In den letzten Jahren habe ich wohl schon Tausende solcher Youtube-Filme weggedrückt – Tendenz stark steigend. Das Grundmuster ist immer dasselbe: Viel Meeressicht, Yachten, teure Autos, gediegenes Interieur, grosse Versprechungen: «Noch keinen Monat weniger als 10‘000 Euro verdient.» Dazu begeisterte Testimonials von Followern. «Schon nach wenigen Monaten konnte ich meinen Job kündigen.» Das einzige sichtbare Arbeitsinstrument ist ein Laptop, mit dem man sich mit den globalen Finanzmärkten verbindet. Von dort kommt das Mantra: «Mit täglich einer Stunde Traden verdiene ich heute mehr als vorher mit acht Stunden Arbeit.»
Das ist zwar stark übertrieben, hat aber drei reale Hintergründe. Erstens: Sich mit produktiver Arbeit von finanziellen Sorgen zu befreien, wird immer schwieriger. Zweitens: Arbeit ist für viele mit zu viel Unfreiheit verbunden – unmögliche Arbeitszeiten, despotische Chefs, Angst vor Kündigung. Und vor allem: Das Mantra der Kapitalmärkte ist real.
Kein schlechtes Gewissen
Laut McKinsey belief sich das globale Bruttofinanzvermögen schon 2020 auf 1540 Billionen Dollar – das 18-Fache des weltweiten BIP. Wenn sich dieser Wert pro Arbeitstag auch nur um 1 Promille verändert, werden fast 50-mal mehr (alte) Vermögen verschoben als neues BIP erarbeitet. Wer will da noch arbeiten, wenn doch mit Spekulation so viel mehr zu gewinnen ist?
Inzwischen kennt fast jeder direkt oder indirekt jemanden, der oder die durch die Launen des Finanzmarktes finanziell frei geworden ist. Sei es, weil die Person eine überteuerte Immobilie geerbt, rechtzeitig Bitcoins gekauft oder auf die richtige Aktie gesetzt hat. So gesehen haben die Versprechungen der Youtube-Finanzberater – so unseriös sie im Einzelfall auch sein mögen – durchaus einen realen Hintergrund.

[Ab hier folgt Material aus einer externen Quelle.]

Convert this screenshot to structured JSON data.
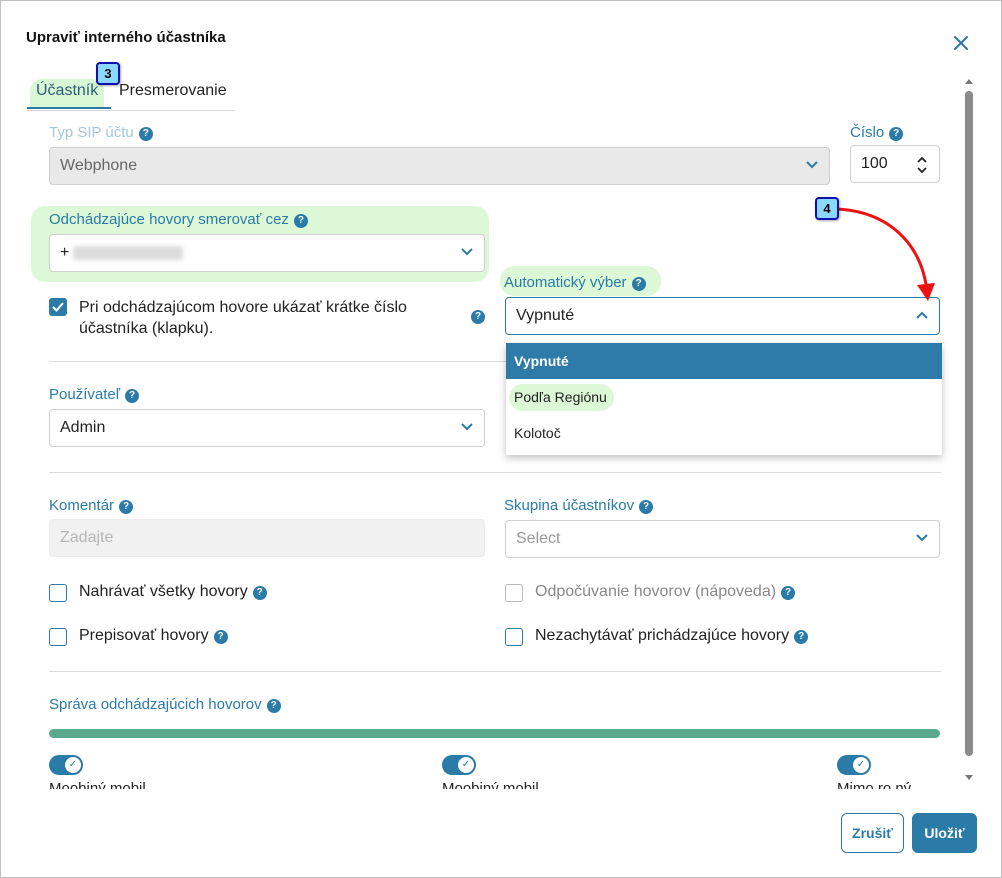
{
  "dialog": {
    "title": "Upraviť interného účastníka"
  },
  "tabs": [
    {
      "label": "Účastník",
      "active": true
    },
    {
      "label": "Presmerovanie",
      "active": false
    }
  ],
  "annotations": {
    "badge_tab": "3",
    "badge_dropdown": "4"
  },
  "sip_type": {
    "label": "Typ SIP účtu",
    "value": "Webphone"
  },
  "number": {
    "label": "Číslo",
    "value": "100"
  },
  "outgoing_route": {
    "label": "Odchádzajúce hovory smerovať cez",
    "value_prefix": "+"
  },
  "auto_select": {
    "label": "Automatický výber",
    "value": "Vypnuté",
    "options": [
      "Vypnuté",
      "Podľa Regiónu",
      "Kolotoč"
    ],
    "selected_index": 0
  },
  "show_extension": {
    "label": "Pri odchádzajúcom hovore ukázať krátke číslo účastníka (klapku).",
    "line1": "Pri odchádzajúcom hovore ukázať krátke číslo",
    "line2": "účastníka (klapku).",
    "checked": true
  },
  "user": {
    "label": "Používateľ",
    "value": "Admin"
  },
  "comment": {
    "label": "Komentár",
    "placeholder": "Zadajte"
  },
  "group": {
    "label": "Skupina účastníkov",
    "placeholder": "Select"
  },
  "checkboxes": {
    "record_all": "Nahrávať všetky hovory",
    "overwrite": "Prepisovať hovory",
    "eavesdrop": "Odpočúvanie hovorov (nápoveda)",
    "no_intercept": "Nezachytávať prichádzajúce hovory"
  },
  "outgoing_mgmt": {
    "label": "Správa odchádzajúcich hovorov",
    "progress": 1.0
  },
  "buttons": {
    "cancel": "Zrušiť",
    "save": "Uložiť"
  },
  "colors": {
    "accent": "#2b7ba8",
    "highlight": "#dcf8d6",
    "selected_option": "#2e7aa9",
    "progress": "#5aa98c"
  }
}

Kommt dazu: Im Gegensatz zum Sozialbetrug ist Finanz-Schnorren weder strafbar noch mit einem schlechten Gewissen verbunden. Im Gegenteil: Erfolgreiches Spekulieren gilt als Leistungsausweis, auf den man stolz sein kann. Doch wer hat die Ferraris, Yachten und Schwimmbäder der Finanzinvestoren gebaut, wer backt ihr Brot, wer schult ihre Kinder? Die Spekulationsgewinner leben genauso von der Arbeit der anderen wie die Sozialhilfebetrüger. Doch deren Geld stammt aus der Staatskasse, die «wir alle» alimentieren. Wenn ein Sozialhilfeempfänger einen Ferrari fährt oder sich einen Swimming-Pool bauen lässt, fällt das auf. Die soziale Kontrolle funktioniert – wenn auch nicht immer perfekt.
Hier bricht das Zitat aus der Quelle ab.